What “truly” enable(s) “reasoning”?

is CoT, reasoning?

DeepSeek-R1 dropped a bomb, almost perfectly dethroned o1 with much lesser cost during training. Inference price is quite comparably cheap too.
They claimed the stronger reasoning model R1-Zero was trained using RL with “handcraft” rule-based reward: accuracy and format rewards.
A good reward model for any deep / large scale RL system is hard to come by and trained for.
“Accuracy and format”. Sounds simple enough.
- Accuracy reward is grounded by “facts”, either mathematical or real-world-common truth.
- Format reward is enforce the whole system to include the “reasoning” pattern: <think>...</think>.
Then the whole RL training pipeline is simply a GROP using this pre-trained (pre-defined) reward model (along with a reference model) to refine the token generator, a policy model. (?)

I wonder if this is truly how we train ourselves to “reason”.
- Accuracy, for sure; when we solved a maths quiz, we are happy.
- Format, luring out tokens that could maximise the long term probability of scoring a higher Accuracy reward by stringing out more <think> tokens?
  - In this way, does reasoning have to be performed within the context window?

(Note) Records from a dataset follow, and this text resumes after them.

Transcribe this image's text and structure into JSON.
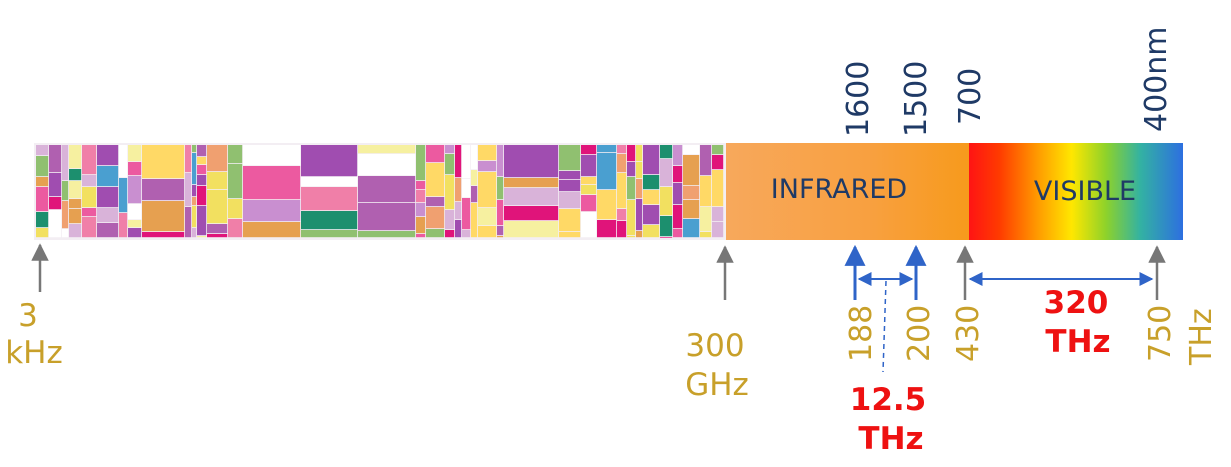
{
  "bands": {
    "infrared": "INFRARED",
    "visible": "VISIBLE"
  },
  "wavelength_labels": [
    "1600",
    "1500",
    "700",
    "400nm"
  ],
  "frequency_labels": {
    "low": [
      "3",
      "kHz"
    ],
    "mid": [
      "300",
      "GHz"
    ],
    "ir_low": "188",
    "ir_high": "200",
    "vis_low": "430",
    "vis_high": "750",
    "unit": "THz"
  },
  "bandwidths": {
    "telecom": [
      "12.5",
      "THz"
    ],
    "visible": [
      "320",
      "THz"
    ]
  },
  "colors": {
    "gold_text": "#c8a02a",
    "navy_text": "#1f3a66",
    "red_text": "#ee1111",
    "arrow_blue": "#2f64c8",
    "tick_gray": "#777777"
  }
}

CoT: one of the key techniques that enabled so called LLM “reasoning”.
Statistically speaking, CoT is (approximately) a Bayesian estimator drawing evidence from the examples in the CoT context.
- the statistical error of CoT can be upper bounded by a sum of pre-training error and prompting error
  - prompting error decreases exponentially with the increasing number of demonstrations included in the prompt
Questions:
- (a) What are the statistical estimators constructed by CoT and its variants?
- (b) What are the statistical properties of these estimators?
- (c) How does the transformer architecture enable the LLMs to learn these estimators?
- (d) Does CoT prompting always outperform vanilla ICL?